It is not unusual for us to find a little surprise when we look in the ears. I kid you not, we have found little beads, unpopped popcorn kernels, and even the occasional insect.

Friday, March 29, 2019

Chickenpox/Shingles exposure guide




Chickenpox/Shingles exposure guide

Zoster is one of the eight herpes viruses known to infect humans. The primary illness is varicella zoster, more commonly referred to as chickenpox. After the course of the chickenpox illness, the virus goes dormant in the nerves. It can resurface years later as Herpes Zoster, more familiarly known as shingles.

While there have been some exposures at various schools, I haven’t had an actual case of chickenpox among my patients for over a year. These days I get way more calls about shingles than I do about actual chickenpox. Of course it isn’t my little patients with the illness. Usually it is a relative who has been diagnosed with shingles and the parents are wondering if it is safe to visit or if their child has been exposed. This post will give you the scoop about both Shingles and Chickenpox including exposure information.
Don’t try to read this when you are sleep deprived, it might make your head spin.

When the Varivax (chickenpox vaccine) came out in 1995, it took us a few years before we started giving it widely. We did an about face one season when we had hordes of chickenpox patients who were absolutely miserable. There didn't seem to be a sensible answer as to why we shouldn't simply give the shot to prevent it. The answer that "we had them and survived" seemed a little weak. While it is true that most chicken pox sufferers simply have a very unhappy week, complications do occur. Even the moderate cases can have painful lesions in the genitals and mouth. Some folks get them in the eyes and need round the clock eye drops. Some of the lesions end up leaving scars. At the very least you have a sleepless, itchy week and will need to take time off of work. One of the bigger concerns about the disease is the potential for future shingles. Here in California, as of July 2019, if you are going to be in the school system, 2 doses are now required before getting into kindergarten.

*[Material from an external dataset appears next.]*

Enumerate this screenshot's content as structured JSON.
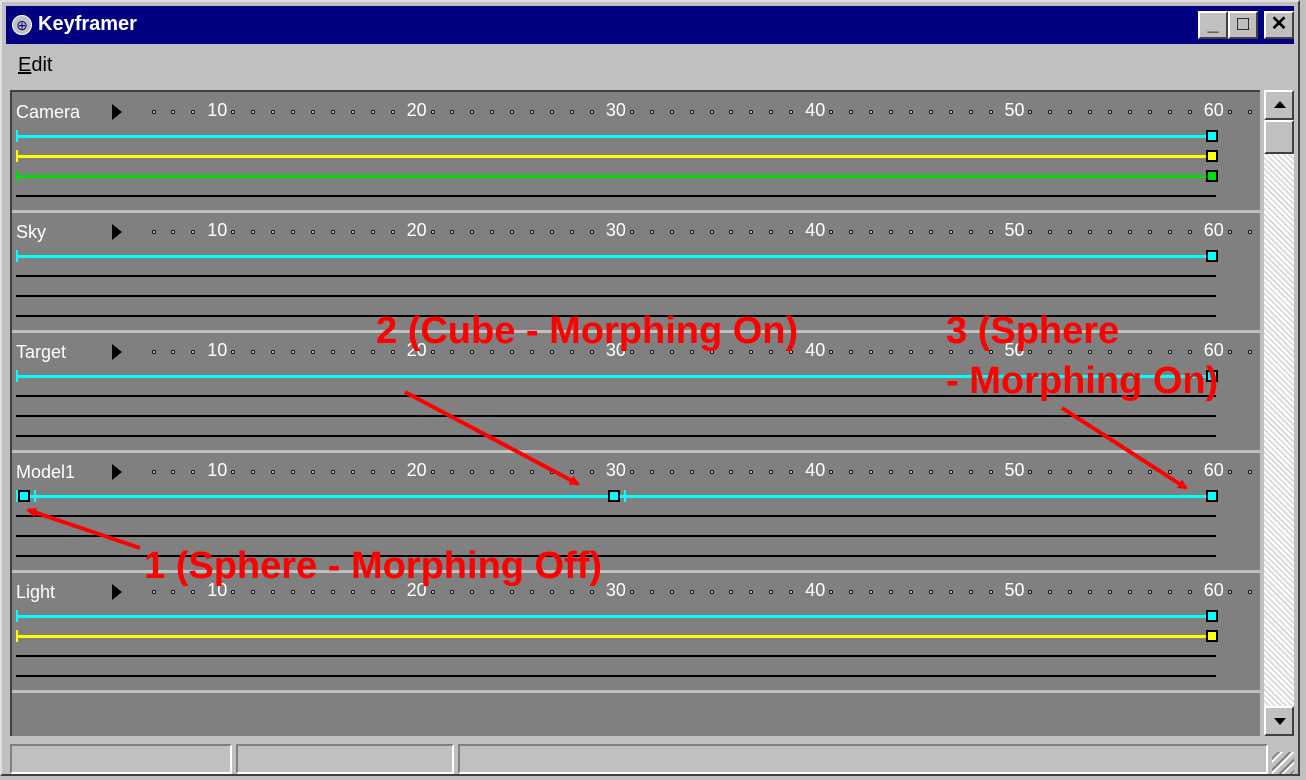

One of the best things about getting the chickenpox vaccine and avoiding the misery is the fact that studies indicate that future occurrence of shingles may be less likely in a patient who had the Varivax than someone who had the actual chicken pox. In all honesty that question probably won't be answered for another 40 years or so, when the first wave of kids who got the vaccine become middle aged. Keep your fingers crossed. At the very least, in our office, almost all of our patients are vaccinated and cases of shingles are exceedingly rare.

Infants are thought to have some maternal protection to the chickenpox virus that starts to wane when they are about 7 months. The protection is probably gone by a year. The first dose of the shot is usually given between 12-15 months. Unlike the MMR, Varivax is not recommended before the age of a year even if traveling or your child has been exposed. A booster is given between 4-6 years. For children playing catch up who are getting the Varivax for the first time, the minimum interval between doses for children 7-12 is 3 months. For kids who are over 13 the minimum spacing between the 2 doses is only 4 weeks.
If you are a parent who isn’t sure if you have had them as a child, there is a blood test that can determine if you are immune or not.

Kids are contagious a day or two before they get any lesions. They may have a low grade fever and be cranky. It is very likely that they are out and about in school, daycare or activities during this period spreading this virus to anyone who is not immune. It is what it is. No reasonable person expects you to keep your child home every time they are cranky. They remain contagious until all of the lesions have crusted over. That usually takes about a week. Most kids these days are vaccinated so there is good herd immunity working in our favor.
So there you were in the park, playing with patient X. You get an apologetic call the next day from patient X's parent that their child seems to have come down with chickenpox. If the kids were having close interaction with each other, it is likely that your child was indeed exposed. The chickenpox virus is very contagious. It is airborne and can live on some surfaces. If your child is vaccinated or already had the illness, you likely don't need to worry too much. The vaccine is about 85% effective, however the CDC bumps that up to 98% after the second dose. The rare vaccine failures tend to get much lighter cases. If your child in not immune you are now on alert.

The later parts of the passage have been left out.